Szkoła w grze wyborczej
Kwintesencją myślenia polskich elit politycznych o edukacji jest wszystko to, co się dzieje w związku z działaniami mającymi na celu zapobieganie rozprzestrzenianiu się koronawirusa SARS-CoV-2 oraz walkę z chorobą COVID-19. Decyzje dotyczące wdrożenia nauczania na odległość – jakkolwiek uzasadnione i chyba dość racjonalne – nie zostały obudowane namacalną pomocą skierowaną w te miejsca, gdzie pomoc taka byłaby potrzebna: do dzieci i młodzieży wykluczonych cyfrowo oraz do nauczycieli wymagających rzeczywistego wsparcia. Odpowiedzialność za całość procesu została zrzucona na dyrektorów szkół, których mądrość i doświadczenie zapewne sprawi, że działania te zostaną wdrożone i może w większości przypadków okażą się skuteczne. Tym jednak, co powinno martwić nas najbardziej, jest mniejszość, która zostanie przez ten montowany ad hoc system zmarginalizowana. A przecież obok osób wykluczonych cyfrowo, mamy liczne przypadki dzieci i młodzieży wymagających opieki i wsparcia pedagogiczno-psychologicznego, młodych ludzi, którzy znaleźli się nagle w sytuacji izolacji i niekoniecznie zawsze uzyskają odpowiednie wsparcie od nauczycieli czy też swojego środowiska domowego. To są zagrożenia bieżące, z którymi zmierzą się jednak bezpośrednio nauczyciele, psychologowie i pedagodzy szkolni, a także dyrektorzy szkół. Z tymi problemami nie zmierzy się ani minister, ani kuratorzy oświaty, ani tym samym organy prowadzące szkoły. Jeśli osoby podejmujące decyzje dotyczące polskiej edukacji w trakcie tego nadzwyczajnego okresu wyciągną wnioski dotyczące przyszłości, wówczas paradoksalnie polska szkoła może coś zyskać. Szczerze jednak mówiąc, mam co do tego mieszane uczucia.

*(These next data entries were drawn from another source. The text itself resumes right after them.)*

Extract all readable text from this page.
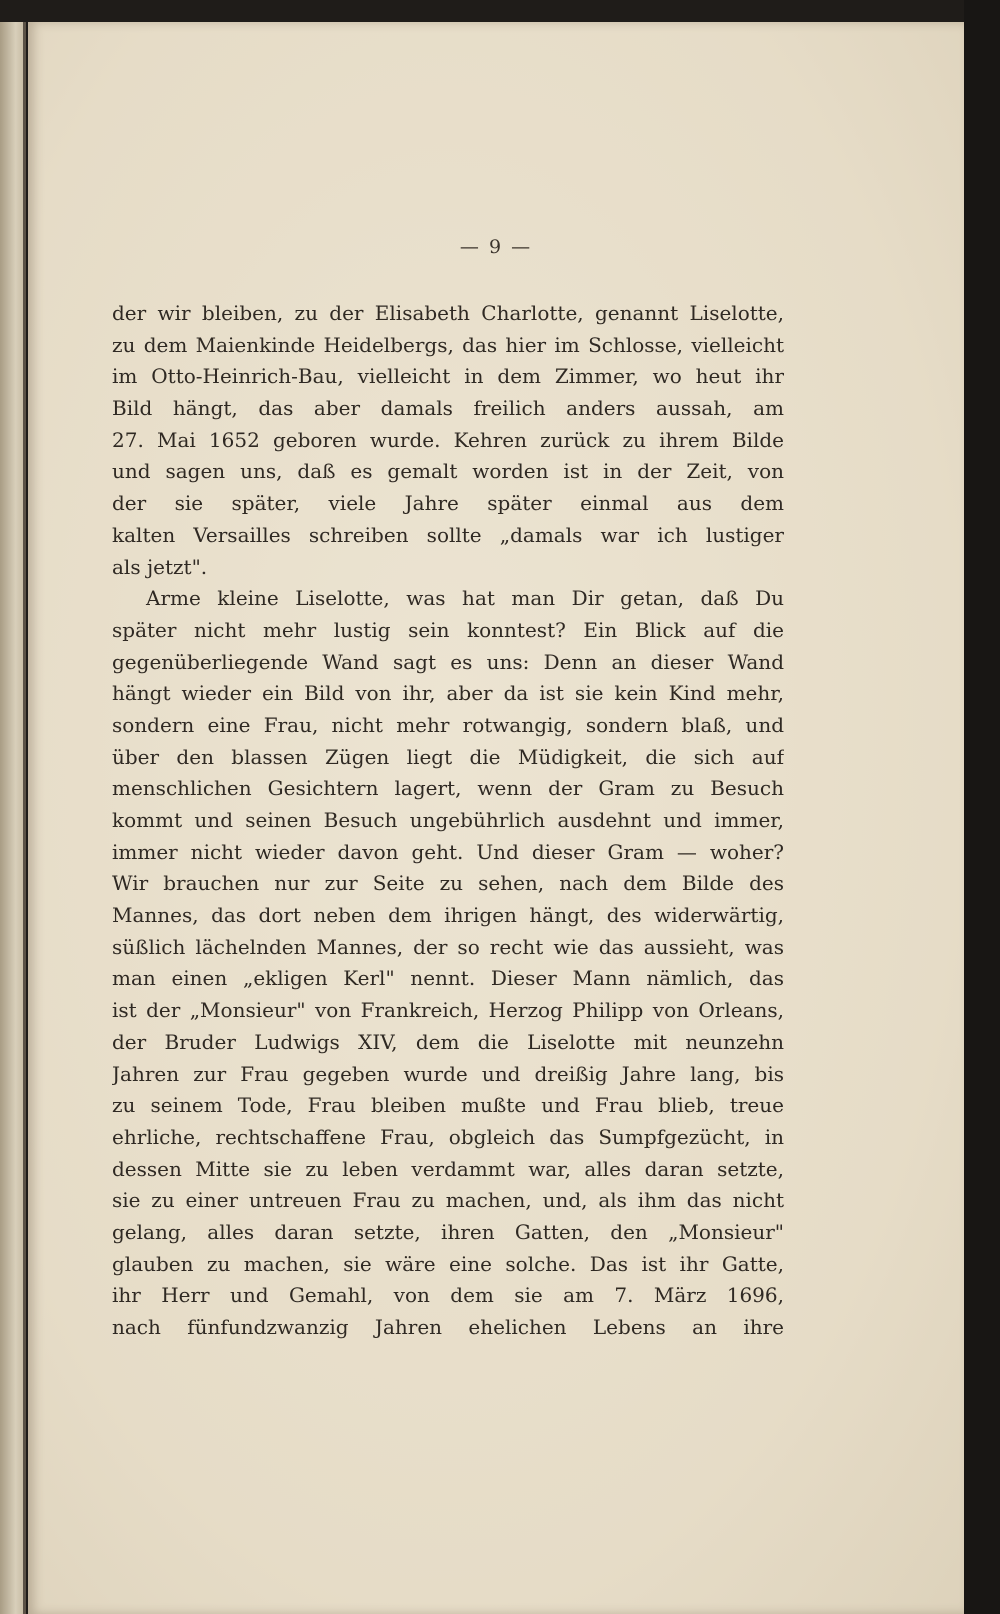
— 9 —
der wir bleiben, zu der Elisabeth Charlotte, genannt Liselotte,
zu dem Maienkinde Heidelbergs, das hier im Schlosse, vielleicht
im Otto-Heinrich-Bau, vielleicht in dem Zimmer, wo heut ihr
Bild hängt, das aber damals freilich anders aussah, am
27. Mai 1652 geboren wurde. Kehren zurück zu ihrem Bilde
und sagen uns, daß es gemalt worden ist in der Zeit, von
der sie später, viele Jahre später einmal aus dem
kalten Versailles schreiben sollte „damals war ich lustiger
als jetzt".
Arme kleine Liselotte, was hat man Dir getan, daß Du
später nicht mehr lustig sein konntest? Ein Blick auf die
gegenüberliegende Wand sagt es uns: Denn an dieser Wand
hängt wieder ein Bild von ihr, aber da ist sie kein Kind mehr,
sondern eine Frau, nicht mehr rotwangig, sondern blaß, und
über den blassen Zügen liegt die Müdigkeit, die sich auf
menschlichen Gesichtern lagert, wenn der Gram zu Besuch
kommt und seinen Besuch ungebührlich ausdehnt und immer,
immer nicht wieder davon geht. Und dieser Gram — woher?
Wir brauchen nur zur Seite zu sehen, nach dem Bilde des
Mannes, das dort neben dem ihrigen hängt, des widerwärtig,
süßlich lächelnden Mannes, der so recht wie das aussieht, was
man einen „ekligen Kerl" nennt. Dieser Mann nämlich, das
ist der „Monsieur" von Frankreich, Herzog Philipp von Orleans,
der Bruder Ludwigs XIV, dem die Liselotte mit neunzehn
Jahren zur Frau gegeben wurde und dreißig Jahre lang, bis
zu seinem Tode, Frau bleiben mußte und Frau blieb, treue
ehrliche, rechtschaffene Frau, obgleich das Sumpfgezücht, in
dessen Mitte sie zu leben verdammt war, alles daran setzte,
sie zu einer untreuen Frau zu machen, und, als ihm das nicht
gelang, alles daran setzte, ihren Gatten, den „Monsieur"
glauben zu machen, sie wäre eine solche. Das ist ihr Gatte,
ihr Herr und Gemahl, von dem sie am 7. März 1696,
nach fünfundzwanzig Jahren ehelichen Lebens an ihre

Bardziej martwi mnie jednak to, że polska szkoła – kolejny już raz – stała się zakładnikiem gry wyborczej. Kiedy piszę te słowa nie ma jeszcze żadnej decyzji co do przełożenia lub odwołania egzaminów po VIII klasie szkoły podstawowej, nie ma zmian w procesie rekrutacji do szkół średnich, nie ma decyzji dotyczącej przełożenia egzaminów maturalnych ani przesunięcia ewentualnych procedur rekrutacyjnych na studia wyższe. Na dzień dzisiejszy wydaje się, że za miesiąc prawie 250 tys. polskich maturzystów przyjdzie do swoich szkół, aby zdać egzamin, którego wyniki zadecydują o realizacji ich życiowych planów i marzeń. Jeśli przez cały kwiecień trwać będzie okres edukacji zdalnej, to należy się spodziewać, że ci młodzi maturzyści z radością – zmieszanym zapewne z ogromnym strachem i poczuciem zagrożenia – spotkają się ze swoimi rówieśnikami 4 maja na egzaminie z języka polskiego, wymienią się wszelkimi możliwymi patogenami przekazywanymi drogą kropelkową, zaniosą je do swoich domów, po czym pozwolą, aby rozprzestrzeniały się dalej przez kolejne dni egzaminów maturalnych, aż do 10 maja, czyli do zaplanowanych na ten dzień wyborów Prezydenta RP. Nie pierwszy raz polska szkoła staje się zakładnikiem gry wyborczej. Jednakże w tym przypadku nie chodzi już bynajmniej o taki bądź inny kształt struktury szkolnictwa czy też o realizację idée fixe tego czy innego ministra. W tym przypadku chodzi o dobrostan psychiczny młodych ludzi, a także zdrowie i życie ich oraz ich rodzin.